A limitation of the analysis described herein is that each learning goal, learning activity, and assessment item were investigated according to what is asked of the student in the artifact, not the student's actual response to the item. This purposeful bounding of the investigation around the artifacts does not include response process validation from students. Additionally, the items generated by these teachers may not be deemed “high-quality” items by chemistry content experts. The items generated by the teachers were part of an ongoing professional development and reflect what was implemented in chemistry teacher classrooms during early sessions. During later professional development sessions, teachers collaboratively interpreted student responses to the assessment items presented and posited potential changes to planned, formative assessment design practices. Future studies may investigate the tasks that are asked of the student versus the task the student performs.

Implications for teachers

Although this work holds many implications for research, it may also serve to benefit teachers looking to improve their classroom practices. For example, chemistry teachers should consider the representations used to teach and assess knowledge in their classrooms. Overemphasis on a single representational level or misalignment between representations on assessment and instructional materials can impact the quality of interpretations of student knowledge. Teachers may also consider how tasks and representations are aligned between assessment and instruction. It is likely the one-to-one ratio between assessment and instructional items employed in this study is not sufficient and that teachers may benefit from using a ratio more like what is found in Claude's artifacts (1 learning goal: 4 assessment items: 13 learning activity items). The exact numbers are likely less important than having one learning goal, assessed multiple times, with even more student learning opportunities. The alignment plot can be employed in chemistry teacher education (focused on formative assessment practices) and chemistry teacher professional development as a tool to examine alignment in the discipline-specific manner.

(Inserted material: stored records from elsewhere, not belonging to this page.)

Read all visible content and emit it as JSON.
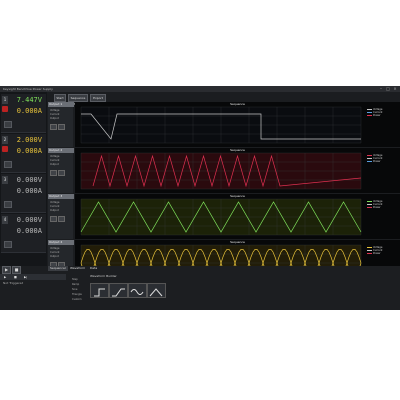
{
  "window": {
    "title": "Keysight BenchVue Power Supply",
    "controls": [
      "–",
      "□",
      "×"
    ]
  },
  "channels": [
    {
      "id": "1",
      "voltage": "7.447V",
      "current": "0.000A",
      "voltage_color": "#7fe05a",
      "current_color": "#e8c33a"
    },
    {
      "id": "2",
      "voltage": "2.000V",
      "current": "0.000A",
      "voltage_color": "#e8c33a",
      "current_color": "#e8c33a"
    },
    {
      "id": "3",
      "voltage": "0.000V",
      "current": "0.000A",
      "voltage_color": "#bbbbbb",
      "current_color": "#bbbbbb"
    },
    {
      "id": "4",
      "voltage": "0.000V",
      "current": "0.000A",
      "voltage_color": "#bbbbbb",
      "current_color": "#bbbbbb"
    }
  ],
  "toolbar": {
    "buttons": [
      "Start",
      "Sequence Setup",
      "Export Data"
    ]
  },
  "rows": [
    {
      "header": "Output 1",
      "lines": [
        "Voltage",
        "Current",
        "Output"
      ],
      "plot_title": "Sequence",
      "legend": [
        "Voltage",
        "Current",
        "Power"
      ],
      "colors": [
        "#c8c8c8",
        "#5aa0e0",
        "#e03050"
      ]
    },
    {
      "header": "Output 2",
      "lines": [
        "Voltage",
        "Current",
        "Output"
      ],
      "plot_title": "Sequence",
      "legend": [
        "Voltage",
        "Current",
        "Power"
      ],
      "colors": [
        "#e03050",
        "#c8c8c8",
        "#5aa0e0"
      ]
    },
    {
      "header": "Output 3",
      "lines": [
        "Voltage",
        "Current",
        "Output"
      ],
      "plot_title": "Sequence",
      "legend": [
        "Voltage",
        "Current",
        "Power"
      ],
      "colors": [
        "#7fe05a",
        "#c8c8c8",
        "#e03050"
      ]
    },
    {
      "header": "Output 4",
      "lines": [
        "Voltage",
        "Current",
        "Output"
      ],
      "plot_title": "Sequence",
      "legend": [
        "Voltage",
        "Current",
        "Power"
      ],
      "colors": [
        "#e8c33a",
        "#c8c8c8",
        "#e03050"
      ]
    }
  ],
  "bottom": {
    "tabs": [
      "Sequencer",
      "Waveform",
      "Data"
    ],
    "status": "Not Triggered",
    "sidebar_items": [
      "Step",
      "Ramp",
      "Sine",
      "Triangle",
      "Custom"
    ],
    "waveform_title": "Waveform Builder"
  },
  "icons": [
    "minimize-icon",
    "maximize-icon",
    "close-icon",
    "play-icon",
    "stop-icon",
    "step-icon",
    "ramp-icon",
    "sine-icon",
    "triangle-icon"
  ]
}
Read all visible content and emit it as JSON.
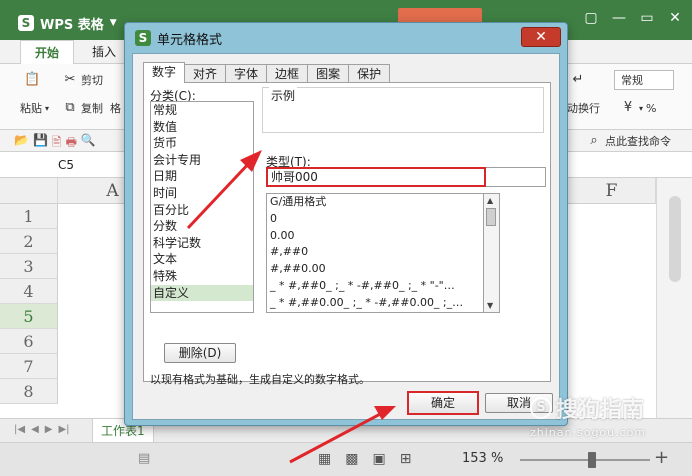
{
  "app": {
    "title": "WPS 表格",
    "ribbon_tabs": [
      "开始",
      "插入"
    ],
    "ribbon": {
      "cut": "剪切",
      "paste": "粘贴",
      "copy": "复制",
      "format_painter": "格",
      "wrap_text": "自动换行",
      "number_format": "常规",
      "percent": "%"
    },
    "search": "点此查找命令",
    "name_box": "C5",
    "columns": [
      "A",
      "F"
    ],
    "rows": [
      "1",
      "2",
      "3",
      "4",
      "5",
      "6",
      "7",
      "8"
    ],
    "selected_row": "5",
    "sheet_tab": "工作表1",
    "zoom": "153 %",
    "zoom_plus": "+",
    "zoom_fraction": 0.55
  },
  "dialog": {
    "title": "单元格格式",
    "close": "✕",
    "tabs": [
      "数字",
      "对齐",
      "字体",
      "边框",
      "图案",
      "保护"
    ],
    "active_tab": "数字",
    "category_label": "分类(C):",
    "categories": [
      "常规",
      "数值",
      "货币",
      "会计专用",
      "日期",
      "时间",
      "百分比",
      "分数",
      "科学记数",
      "文本",
      "特殊",
      "自定义"
    ],
    "selected_category": "自定义",
    "example_label": "示例",
    "type_label": "类型(T):",
    "type_value": "帅哥000",
    "format_list": [
      "G/通用格式",
      "0",
      "0.00",
      "#,##0",
      "#,##0.00",
      "_ * #,##0_ ;_ * -#,##0_ ;_ * \"-\"…",
      "_ * #,##0.00_ ;_ * -#,##0.00_ ;_…"
    ],
    "delete_button": "删除(D)",
    "description": "以现有格式为基础，生成自定义的数字格式。",
    "ok": "确定",
    "cancel": "取消"
  },
  "watermark": {
    "name": "搜狗指南",
    "url": "zhinan.sogou.com"
  },
  "colors": {
    "title_green": "#3f7f44",
    "highlight_red": "#d8272a",
    "dialog_frame": "#8ec3d8",
    "selected_category": "#d4e8cf"
  }
}
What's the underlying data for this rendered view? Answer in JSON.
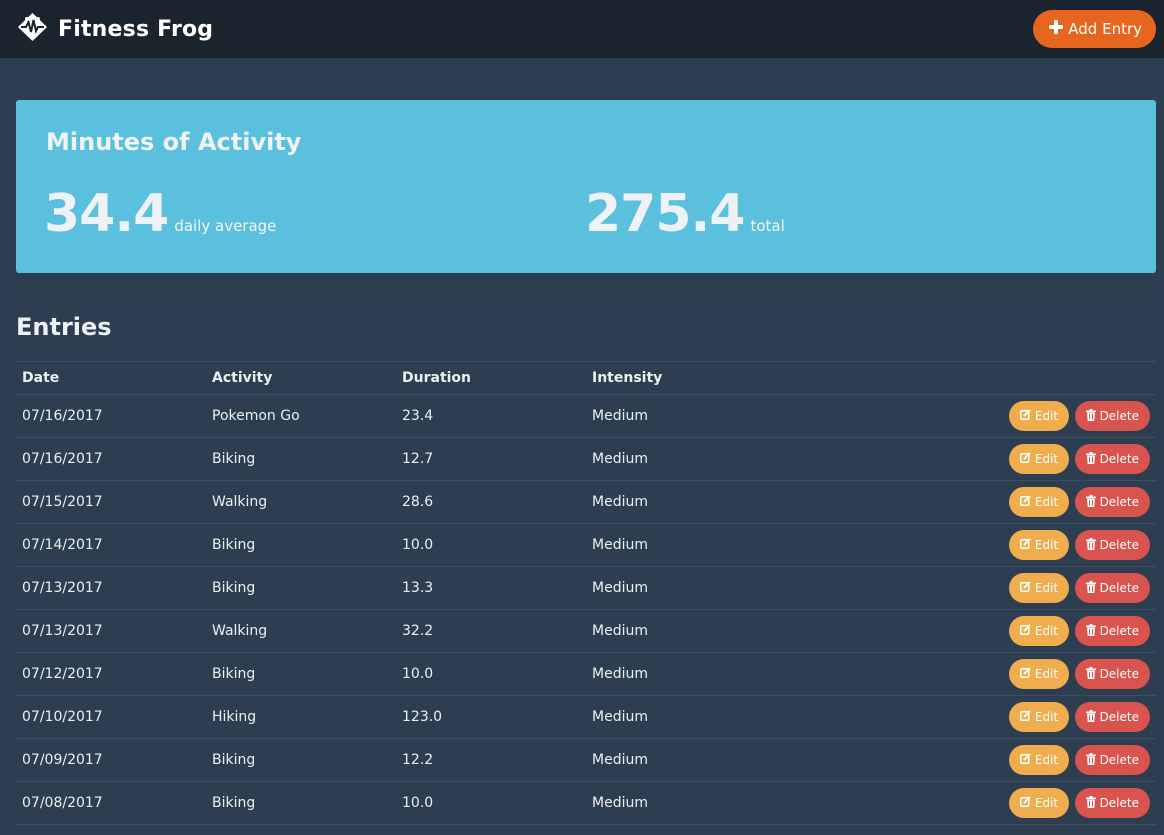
{
  "app": {
    "title": "Fitness Frog"
  },
  "toolbar": {
    "add_label": "Add Entry"
  },
  "summary": {
    "title": "Minutes of Activity",
    "average_value": "34.4",
    "average_label": "daily average",
    "total_value": "275.4",
    "total_label": "total"
  },
  "entries": {
    "heading": "Entries",
    "columns": [
      "Date",
      "Activity",
      "Duration",
      "Intensity"
    ],
    "edit_label": "Edit",
    "delete_label": "Delete",
    "rows": [
      {
        "date": "07/16/2017",
        "activity": "Pokemon Go",
        "duration": "23.4",
        "intensity": "Medium"
      },
      {
        "date": "07/16/2017",
        "activity": "Biking",
        "duration": "12.7",
        "intensity": "Medium"
      },
      {
        "date": "07/15/2017",
        "activity": "Walking",
        "duration": "28.6",
        "intensity": "Medium"
      },
      {
        "date": "07/14/2017",
        "activity": "Biking",
        "duration": "10.0",
        "intensity": "Medium"
      },
      {
        "date": "07/13/2017",
        "activity": "Biking",
        "duration": "13.3",
        "intensity": "Medium"
      },
      {
        "date": "07/13/2017",
        "activity": "Walking",
        "duration": "32.2",
        "intensity": "Medium"
      },
      {
        "date": "07/12/2017",
        "activity": "Biking",
        "duration": "10.0",
        "intensity": "Medium"
      },
      {
        "date": "07/10/2017",
        "activity": "Hiking",
        "duration": "123.0",
        "intensity": "Medium"
      },
      {
        "date": "07/09/2017",
        "activity": "Biking",
        "duration": "12.2",
        "intensity": "Medium"
      },
      {
        "date": "07/08/2017",
        "activity": "Biking",
        "duration": "10.0",
        "intensity": "Medium"
      }
    ]
  },
  "icons": {
    "logo": "frog-logo-icon",
    "add": "plus-icon",
    "edit": "edit-icon",
    "delete": "trash-icon"
  },
  "colors": {
    "navbar": "#1a242f",
    "background": "#2c3e50",
    "accent_orange": "#e6661f",
    "jumbotron": "#5bc0de",
    "edit": "#f0ad4e",
    "delete": "#d9534f"
  }
}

The “best practices” examined in this work were generated by high school chemistry teachers and align to high quality practices stated in relevant literature. The connection between these chemistry teachers’ goals and literature-backed practices implies that high school chemistry teachers may benefit from incorporating the stated “best practices” when developing formative assessments. The “best practices” were generated as goals for designing and interpreting formative assessments by a group of teachers knowingly using the process of data-driven inquiry (Schafer and Yezierski, 2020a). Chemistry teachers may similarly benefit by using processes like data-driven inquiry to scaffold their progression from designing goals, collecting classroom evidence, and forming an evidence-based instructional response. Additionally, we hope chemistry teachers are inspired to reflect on the alignment of the purpose and design of the assessments employed in their own classrooms and employ formal measures such as the alignment plot in their practice.

Conflicts of interest

There are no conflicts to declare.

Appendix A – task codebook and example items

Table 9 Task codebook

Code	Description (demonstration of competency requires…)	Example task	Plot depiction
Retrieval	Identification or stating of standalone information without synthesis or analysis.	Identify, recognize, math functions, complete, apply, demonstrate	Circle (shape)
Explanation	Communication of critical/essential information from noncritical/nonessential information.	Explain, summarize	Triangle (shape)
Representation	Generation of a depiction of a chemical idea, phenomenon, or relationship	Draw, use models, represent, show	Square (shape)
Analysis	Processes that involve examining knowledge/content/observations with the intent of generating new conclusions (extending knowledge).	Sort, categorize, differentiate, assess, critique, evaluate, diagnose	Pentagon (shape)
Knowledge utilization	Processes that require the application or use of knowledge in a novel situation.	Test, how would you determine, generate and test	Star (shape)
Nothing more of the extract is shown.